Jane Street is a quant trading firm that made $13M per employee last year. They're famously strange. They built a realtime auction to allocate GPU compute using a currency called “Hive Bucks." Anyone can bid, outbid, or kill a project they think is wasting cycles. No approval. No meeting. The market clears itself.
Most companies don't have a compute problem. Yet. But they do have constraints. And the most common solution is a State Planning Commission with better catering. You have three AI engineers and 20 business owners who all want them. You have a $40M innovation budget and 80 pitches. A steering committee meets twice a quarter to allocate by feel.

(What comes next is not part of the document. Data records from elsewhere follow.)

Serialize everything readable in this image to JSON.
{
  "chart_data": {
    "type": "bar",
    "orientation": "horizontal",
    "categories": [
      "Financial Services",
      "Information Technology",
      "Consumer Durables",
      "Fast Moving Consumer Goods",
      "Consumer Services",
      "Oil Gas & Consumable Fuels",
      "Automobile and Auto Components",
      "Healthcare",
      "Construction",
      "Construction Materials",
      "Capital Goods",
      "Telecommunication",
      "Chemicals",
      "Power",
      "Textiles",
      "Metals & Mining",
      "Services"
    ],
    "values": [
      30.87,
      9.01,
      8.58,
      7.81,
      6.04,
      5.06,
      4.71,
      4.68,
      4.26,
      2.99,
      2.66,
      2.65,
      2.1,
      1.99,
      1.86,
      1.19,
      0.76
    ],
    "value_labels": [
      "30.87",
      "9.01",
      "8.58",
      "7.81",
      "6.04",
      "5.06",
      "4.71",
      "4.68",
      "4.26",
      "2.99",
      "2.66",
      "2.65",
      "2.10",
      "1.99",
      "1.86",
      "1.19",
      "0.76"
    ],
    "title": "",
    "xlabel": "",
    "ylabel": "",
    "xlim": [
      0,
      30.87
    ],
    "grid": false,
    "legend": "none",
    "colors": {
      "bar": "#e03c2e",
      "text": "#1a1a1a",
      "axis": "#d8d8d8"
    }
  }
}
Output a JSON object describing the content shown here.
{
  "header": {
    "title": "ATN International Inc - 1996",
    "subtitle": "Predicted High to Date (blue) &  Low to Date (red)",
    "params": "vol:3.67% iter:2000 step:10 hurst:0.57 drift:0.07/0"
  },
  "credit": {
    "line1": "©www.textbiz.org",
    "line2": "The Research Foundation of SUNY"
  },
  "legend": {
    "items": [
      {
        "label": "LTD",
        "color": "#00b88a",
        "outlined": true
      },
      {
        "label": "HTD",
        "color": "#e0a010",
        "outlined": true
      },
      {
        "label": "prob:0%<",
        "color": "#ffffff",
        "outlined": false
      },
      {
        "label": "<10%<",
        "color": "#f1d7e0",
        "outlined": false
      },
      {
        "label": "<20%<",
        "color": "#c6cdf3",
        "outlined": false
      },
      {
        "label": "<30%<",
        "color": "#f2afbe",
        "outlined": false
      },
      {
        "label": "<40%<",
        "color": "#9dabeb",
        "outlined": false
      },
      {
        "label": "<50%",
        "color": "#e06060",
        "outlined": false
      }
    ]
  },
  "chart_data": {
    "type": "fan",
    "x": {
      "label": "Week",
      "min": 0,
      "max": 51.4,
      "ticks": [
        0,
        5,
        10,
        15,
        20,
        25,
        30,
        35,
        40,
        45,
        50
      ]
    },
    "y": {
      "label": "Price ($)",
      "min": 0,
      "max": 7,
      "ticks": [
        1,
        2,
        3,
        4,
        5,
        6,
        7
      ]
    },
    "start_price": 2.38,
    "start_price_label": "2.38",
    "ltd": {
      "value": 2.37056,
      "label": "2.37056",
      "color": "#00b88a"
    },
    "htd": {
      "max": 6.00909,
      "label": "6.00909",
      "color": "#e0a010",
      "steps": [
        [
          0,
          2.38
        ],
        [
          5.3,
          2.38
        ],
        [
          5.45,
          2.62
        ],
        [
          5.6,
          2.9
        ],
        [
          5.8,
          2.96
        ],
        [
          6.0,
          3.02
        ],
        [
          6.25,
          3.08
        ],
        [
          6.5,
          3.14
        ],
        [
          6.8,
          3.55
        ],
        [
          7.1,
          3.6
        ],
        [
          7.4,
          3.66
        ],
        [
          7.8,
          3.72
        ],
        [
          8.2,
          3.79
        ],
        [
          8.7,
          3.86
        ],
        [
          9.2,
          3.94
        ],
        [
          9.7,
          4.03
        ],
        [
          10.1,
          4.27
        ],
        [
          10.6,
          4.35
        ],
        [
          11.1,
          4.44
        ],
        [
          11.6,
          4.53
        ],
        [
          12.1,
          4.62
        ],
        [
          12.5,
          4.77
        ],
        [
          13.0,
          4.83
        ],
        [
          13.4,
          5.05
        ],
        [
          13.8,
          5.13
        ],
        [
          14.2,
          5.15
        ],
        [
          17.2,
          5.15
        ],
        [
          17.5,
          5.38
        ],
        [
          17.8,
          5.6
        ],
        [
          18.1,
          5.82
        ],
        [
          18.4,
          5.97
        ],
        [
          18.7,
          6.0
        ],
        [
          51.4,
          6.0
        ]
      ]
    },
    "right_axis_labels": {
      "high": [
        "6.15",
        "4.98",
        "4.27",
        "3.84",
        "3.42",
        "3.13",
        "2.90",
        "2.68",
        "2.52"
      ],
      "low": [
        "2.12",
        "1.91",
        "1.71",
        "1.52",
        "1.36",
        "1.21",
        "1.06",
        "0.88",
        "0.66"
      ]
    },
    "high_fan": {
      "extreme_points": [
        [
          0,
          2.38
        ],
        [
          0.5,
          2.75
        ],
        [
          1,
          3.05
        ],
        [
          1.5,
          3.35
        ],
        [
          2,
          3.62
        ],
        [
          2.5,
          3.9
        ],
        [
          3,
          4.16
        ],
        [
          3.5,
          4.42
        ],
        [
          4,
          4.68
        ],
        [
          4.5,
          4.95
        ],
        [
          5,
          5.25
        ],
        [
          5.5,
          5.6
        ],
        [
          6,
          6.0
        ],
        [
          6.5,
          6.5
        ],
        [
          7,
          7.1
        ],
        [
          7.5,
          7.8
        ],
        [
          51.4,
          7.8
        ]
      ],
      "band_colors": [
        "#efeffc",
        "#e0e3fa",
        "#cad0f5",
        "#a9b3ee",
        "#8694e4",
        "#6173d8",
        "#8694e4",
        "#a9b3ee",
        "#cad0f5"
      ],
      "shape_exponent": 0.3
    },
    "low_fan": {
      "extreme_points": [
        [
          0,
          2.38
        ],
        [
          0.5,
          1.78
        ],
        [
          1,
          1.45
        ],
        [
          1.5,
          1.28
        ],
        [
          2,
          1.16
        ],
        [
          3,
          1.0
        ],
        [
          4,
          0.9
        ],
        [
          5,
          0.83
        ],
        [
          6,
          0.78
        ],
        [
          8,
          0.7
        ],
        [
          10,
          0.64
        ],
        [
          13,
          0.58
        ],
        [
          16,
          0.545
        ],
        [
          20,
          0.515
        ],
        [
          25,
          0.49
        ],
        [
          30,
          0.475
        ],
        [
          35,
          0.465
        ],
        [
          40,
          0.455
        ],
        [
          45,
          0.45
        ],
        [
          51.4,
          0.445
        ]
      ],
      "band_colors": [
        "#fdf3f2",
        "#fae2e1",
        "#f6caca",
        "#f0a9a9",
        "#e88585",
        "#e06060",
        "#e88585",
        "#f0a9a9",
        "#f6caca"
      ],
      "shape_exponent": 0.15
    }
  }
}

The engineers end up with whoever yells loudest. The dollars end up with whoever makes the prettiest deck. But Drilldown Dave wants to learn more about the numbers, so the decision slips another six weeks.
We call it prioritization.
The Soviets called it planning.
Google ran an internal prediction market called Prophit from 2005 to 2010. A fifth of Googlers participated. Researchers found the markets beat expert forecasts by up to 25%. Ford Motor Company, Eli Lilly and Company, and Best Buy ran their own versions and got similar results.
Most of those markets are dead now. Not because the math failed. When the market predicted bad news on a key project, the Planning Commission quietly shut the market down. The crowd was right, but they were off-message.
Jane Street's design handles that by going further, not pulling back. The market isn't a forecasting layer bolted onto a Politburo. It IS the allocation system. There's no Planning Commission for the market to embarrass.
The hard part was never the mechanism. It's creating a culture where a 24-year-old can kill a 44-year-old's project and the 44-year-old emails them a thank-you note. Most companies don't have that culture. They have a roomful of Drilldown Daves.
You can buy GPUs.
You can hire engineers.
You can budget dollars.
You can't buy a culture where the market is allowed to clear.
We already know free markets beat central planning.
So why do so many companies run their AI portfolio like Brezhnev ran a tractor factory?